O recurso foi admitido, com subida imediata, nos próprios autos e efeito meramente devolutivo.
Dispensados os vistos, cumpre apreciar e decidir.

Objecto do recurso
São as conclusões que o recorrente extrai da sua alegação, onde sintetiza os fundamentos do pedido, que recortam o thema decidendum (cfr. artigos 635.º, n.º 4, e 639.º, n.º 1, do Código de Processo Civil) e, portanto, definem o âmbito objectivo do recurso, assim se fixando os limites do horizonte cognitivo do tribunal de recurso. Isto, naturalmente, sem prejuízo da apreciação de outras questões de conhecimento oficioso (uma vez cumprido o disposto no artigo 3.º, n.º 3 do mesmo compêndio normativo).
Como decorre das conclusões transcritas, além da questão da nulidade da sentença, o recorrente põe em causa a aplicabilidade ao caso do processo de fixação judicial de prazo. Isto porque, resultando do contrato-promessa celebrado a assunção do encargo que recai sobre o prédio, ficou obrigado a pagar a parte correspondente do preço directamente ao credor hipotecário, o “F…”. Porém, com a declaração de insolvência de dois dos promitentes-vendedores, ficou impedido de proceder a esse pagamento, pelo que estaríamos «perante uma condição que veda ou impede a imediata exigibilidade da prestação» (cfr. conclusões XV a XXI).
Em bom rigor, pelo contrato-promessa, o aqui réu obrigou-se a celebrar o contrato prometido e é a fixação de prazo para marcação da escritura da compra e venda prometida que se visa nesta acção.
A acção especial prevista nos artigos 1026.º e 1027.º do CPC tem, justamente, essa finalidade (apreciar e decidir da necessidade de fixar um prazo e a razoabilidade do prazo a fixar) e não quaisquer outras.
Aliás, na contestação apresentada, o réu não pôs em causa a necessidade de fixar um prazo, como pretende a autora; apenas contestou a razoabilidade do prazo de 30 dias, pugnando pela fixação de um prazo de seis meses.
Só agora, em sede de recurso, o réu/recorrente veio suscitar a questão da exigibilidade da prestação, o que coloca o problema dos limites do objecto do recurso, sabido que este, via de regra, só pode incidir sobre questões que tenham sido anteriormente apreciadas, não podendo o tribunal ad quem ser confrontado com questões colocadas ex novo, excepto quando se trata de questões de conhecimento oficioso e o processo contenha os elementos imprescindíveis.
Com efeito, em processo civil, o objecto dos recursos é determinado pela regra tantum devolutum quantum iudicatum, nos recursos julga-se a decisão viciada nos limites do objecto desta, o mesmo é dizer que a matéria de que trata o recurso deve coincidir com a matéria da decisão recorrida.
Nas palavras de A.S. Abrantes Geraldes[3] (ob. cit., 31), «Na fase de recurso, as partes e o Tribunal Superior devem partir do pressuposto de que a questão já foi objecto de decisão, tratando-se apenas de apreciar a sua manutenção, alteração ou revogação.
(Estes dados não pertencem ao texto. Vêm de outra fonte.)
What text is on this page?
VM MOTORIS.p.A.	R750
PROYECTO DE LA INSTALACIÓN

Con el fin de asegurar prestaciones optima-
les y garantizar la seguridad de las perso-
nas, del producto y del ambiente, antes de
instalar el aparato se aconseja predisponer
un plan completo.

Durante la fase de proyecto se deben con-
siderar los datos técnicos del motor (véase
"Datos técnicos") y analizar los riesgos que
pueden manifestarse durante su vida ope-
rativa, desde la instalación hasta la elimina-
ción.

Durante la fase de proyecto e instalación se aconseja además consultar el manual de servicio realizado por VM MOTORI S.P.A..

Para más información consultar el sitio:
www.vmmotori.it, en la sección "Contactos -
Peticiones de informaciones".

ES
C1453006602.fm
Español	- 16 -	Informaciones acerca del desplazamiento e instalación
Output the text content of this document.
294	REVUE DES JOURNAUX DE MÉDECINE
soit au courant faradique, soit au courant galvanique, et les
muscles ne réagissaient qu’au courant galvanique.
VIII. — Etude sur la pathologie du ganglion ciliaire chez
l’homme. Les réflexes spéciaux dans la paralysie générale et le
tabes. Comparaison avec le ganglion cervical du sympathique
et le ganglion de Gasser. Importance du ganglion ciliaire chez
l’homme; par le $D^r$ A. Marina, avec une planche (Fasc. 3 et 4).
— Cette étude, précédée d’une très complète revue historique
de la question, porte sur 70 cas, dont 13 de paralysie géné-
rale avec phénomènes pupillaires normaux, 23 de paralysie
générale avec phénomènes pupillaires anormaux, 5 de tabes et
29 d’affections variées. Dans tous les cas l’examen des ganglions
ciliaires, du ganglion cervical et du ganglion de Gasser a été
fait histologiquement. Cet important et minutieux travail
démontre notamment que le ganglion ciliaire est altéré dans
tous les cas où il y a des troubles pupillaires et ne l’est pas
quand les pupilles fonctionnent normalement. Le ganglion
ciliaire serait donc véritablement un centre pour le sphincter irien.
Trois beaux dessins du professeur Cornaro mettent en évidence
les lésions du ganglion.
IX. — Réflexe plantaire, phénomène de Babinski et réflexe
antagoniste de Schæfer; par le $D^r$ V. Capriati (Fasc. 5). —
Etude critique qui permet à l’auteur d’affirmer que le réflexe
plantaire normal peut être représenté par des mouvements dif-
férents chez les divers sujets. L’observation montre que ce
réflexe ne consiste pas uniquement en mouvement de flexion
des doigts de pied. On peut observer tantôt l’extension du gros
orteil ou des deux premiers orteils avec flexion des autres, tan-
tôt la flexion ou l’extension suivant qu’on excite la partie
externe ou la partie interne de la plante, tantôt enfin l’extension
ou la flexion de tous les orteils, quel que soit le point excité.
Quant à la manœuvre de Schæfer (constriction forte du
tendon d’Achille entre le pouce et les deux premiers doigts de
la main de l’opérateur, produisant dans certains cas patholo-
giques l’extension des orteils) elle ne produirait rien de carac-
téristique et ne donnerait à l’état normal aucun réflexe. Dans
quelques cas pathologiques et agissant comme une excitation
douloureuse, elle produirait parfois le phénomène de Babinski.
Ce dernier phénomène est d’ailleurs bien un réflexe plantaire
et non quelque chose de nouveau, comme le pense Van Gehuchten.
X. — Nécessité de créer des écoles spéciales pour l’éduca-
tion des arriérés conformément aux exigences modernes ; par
Por outro lado, a demanda do Tribunal Superior está circunscrita às questões já submetidas ao tribunal de categoria inferior, sem prejuízo de se suscitarem ou de serem apreciadas questões de conhecimento oficioso, como a inconstitucionalidade de normas, a nulidade dos contratos, o abuso de direito ou a caducidade em matéria de direitos indisponíveis, relativamente às quais existem nos autos elementos de facto suficientes».
Na doutrina e na jurisprudência, são correntes asserções como [os recursos] são «meios de impugnação de decisões judiciais e não meios de julgamento de questões novas» e «o âmbito do recurso encontra-se objectivamente limitado pelas questões colocadas no tribunal recorrido», justamente, para transmitir essa ideia fundamental de que «sem prejuízo da autonomia do objecto recursório, a matéria de que ele trata coincida com a matéria da decisão recorrida»[4].
Por isso, a única questões a apreciar e decidir consiste em saber se a sentença recorrida está afectada de nulidade por desrespeito dos seus limites.

IIFundamentação
1. Fundamentos de facto
Na primeira instância foram selecionados como relevantes para a decisão os seguintes factos[5]:
1) B… foi declarada insolvente em 18.11.2015, por sentença transitada em julgado, no âmbito do processo n.º 3718/15.0T8STS, que corre termos no Tribunal Judicial da Comarca do Porto, Juiz 3 do Tribunal de Comércio de Santo Tirso.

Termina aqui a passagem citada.